Optimizations for GCM Intel/PCLMUL implementation
* cipher/cipher-gcm-intel-pclmul.c (reduction): New. (glmul_pclmul): Include shifting to left into pclmul operations; Use 'reduction' helper function. [__x86_64__] (gfmul_pclmul_aggr4): Reorder instructions and adjust register usage to free up registers; Use 'reduction' helper function; Include shifting to left into pclmul operations; Moving load H values and input from caller into this function. [__x86_64__] (gfmul_pclmul_aggr8): New. (gcm_lsh): New. (_gcry_ghash_setup_intel_pclmul): Left shift H values to left by one; Preserve XMM6-XMM15 registers on WIN64. (_gcry_ghash_intel_pclmul) [__x86_64__]: Use 8 block aggregated reduction function.

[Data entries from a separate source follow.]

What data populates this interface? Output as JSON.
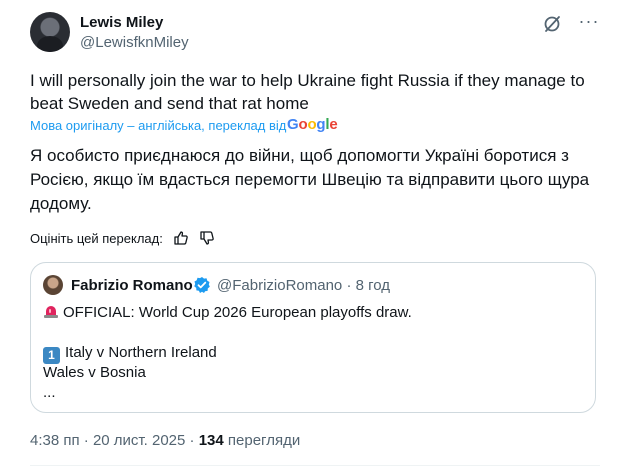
{
  "author": {
    "name": "Lewis Miley",
    "handle": "@LewisfknMiley"
  },
  "tweet": {
    "text": "I will personally join the war to help Ukraine fight Russia if they manage to beat Sweden and send that rat home",
    "translation_note": "Мова оригіналу – англійська, переклад від",
    "translation_provider": "Google",
    "translated_text": "Я особисто приєднаюся до війни, щоб допомогти Україні боротися з Росією, якщо їм вдасться перемогти Швецію та відправити цього щура додому.",
    "rate_translation_label": "Оцініть цей переклад:"
  },
  "quote": {
    "name": "Fabrizio Romano",
    "handle": "@FabrizioRomano",
    "separator": "·",
    "time": "8 год",
    "line1": "OFFICIAL: World Cup 2026 European playoffs draw.",
    "line2_number": "1",
    "line2": "Italy v Northern Ireland",
    "line3": "Wales v Bosnia",
    "line4": "..."
  },
  "meta": {
    "time": "4:38 пп",
    "separator1": "·",
    "date": "20 лист. 2025",
    "separator2": "·",
    "views_count": "134",
    "views_label": "перегляди"
  },
  "colors": {
    "link": "#1d9bf0",
    "secondary_text": "#536471",
    "border": "#cfd9de",
    "verified": "#1d9bf0"
  }
}
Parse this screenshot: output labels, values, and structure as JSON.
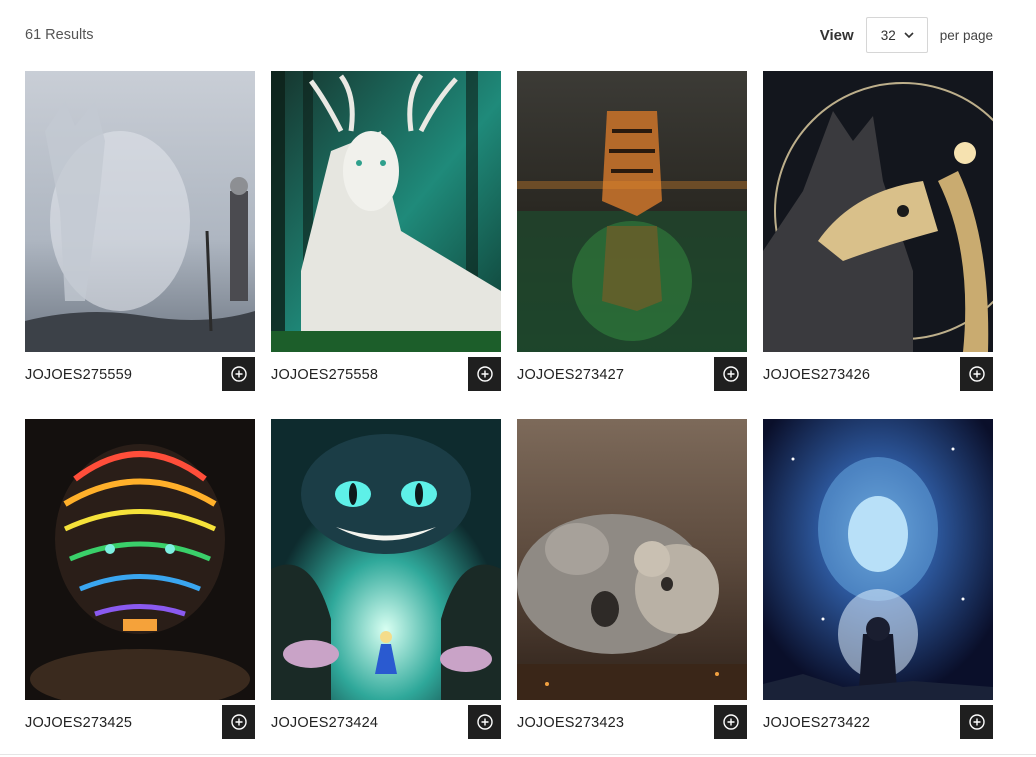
{
  "toolbar": {
    "results_text": "61 Results",
    "view_label": "View",
    "per_page_value": "32",
    "per_page_label": "per page"
  },
  "products": [
    {
      "sku": "JOJOES275559",
      "art": "wolf-mist"
    },
    {
      "sku": "JOJOES275558",
      "art": "white-stag"
    },
    {
      "sku": "JOJOES273427",
      "art": "tiger-reflection"
    },
    {
      "sku": "JOJOES273426",
      "art": "wolf-skeleton"
    },
    {
      "sku": "JOJOES273425",
      "art": "neon-tiger"
    },
    {
      "sku": "JOJOES273424",
      "art": "cheshire-alice"
    },
    {
      "sku": "JOJOES273423",
      "art": "koala-family"
    },
    {
      "sku": "JOJOES273422",
      "art": "cosmic-lion"
    }
  ],
  "colors": {
    "add_button": "#1f1f1f",
    "text_muted": "#555555"
  }
}
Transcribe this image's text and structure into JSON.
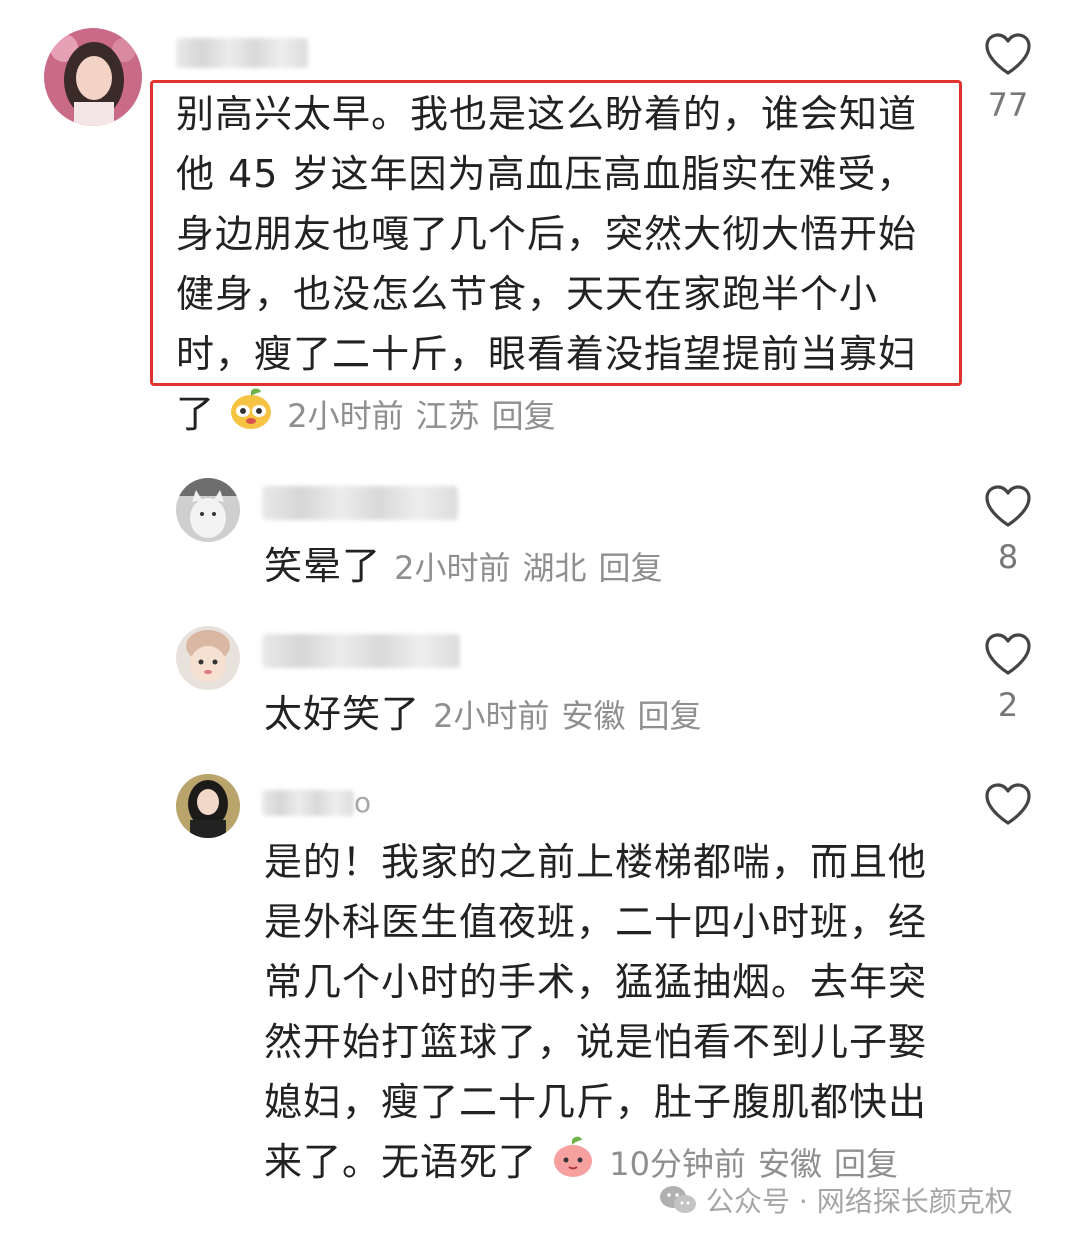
{
  "comments": [
    {
      "text_lines": [
        "别高兴太早。我也是这么盼着的，谁会知道",
        "他 45 岁这年因为高血压高血脂实在难受，",
        "身边朋友也嘎了几个后，突然大彻大悟开始",
        "健身，也没怎么节食，天天在家跑半个小",
        "时，瘦了二十斤，眼看着没指望提前当寡妇",
        "了"
      ],
      "time": "2小时前",
      "location": "江苏",
      "reply": "回复",
      "likes": "77"
    },
    {
      "text": "笑晕了",
      "time": "2小时前",
      "location": "湖北",
      "reply": "回复",
      "likes": "8"
    },
    {
      "text": "太好笑了",
      "time": "2小时前",
      "location": "安徽",
      "reply": "回复",
      "likes": "2"
    },
    {
      "username_suffix": "o",
      "text_lines": [
        "是的！我家的之前上楼梯都喘，而且他",
        "是外科医生值夜班，二十四小时班，经",
        "常几个小时的手术，猛猛抽烟。去年突",
        "然开始打篮球了，说是怕看不到儿子娶",
        "媳妇，瘦了二十几斤，肚子腹肌都快出",
        "来了。无语死了"
      ],
      "time": "10分钟前",
      "location": "安徽",
      "reply": "回复",
      "likes": ""
    }
  ],
  "watermark": "公众号 · 网络探长颜克权",
  "colors": {
    "highlight": "#e0332f",
    "meta": "#8f8f8f",
    "text": "#222222"
  }
}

Benchmark on Intel Haswell (amd64):
Before:
| nanosecs/byte mebibytes/sec cycles/byte auto Mhz
GMAC_AES | 0.206 ns/B 4624 MiB/s 0.825 c/B 3998
After (+50% faster):
| nanosecs/byte mebibytes/sec cycles/byte auto Mhz
GMAC_AES | 0.137 ns/B 6953 MiB/s 0.548 c/B 3998
- Signed-off-by: Jussi Kivilinna <jussi.kivilinna@iki.fi>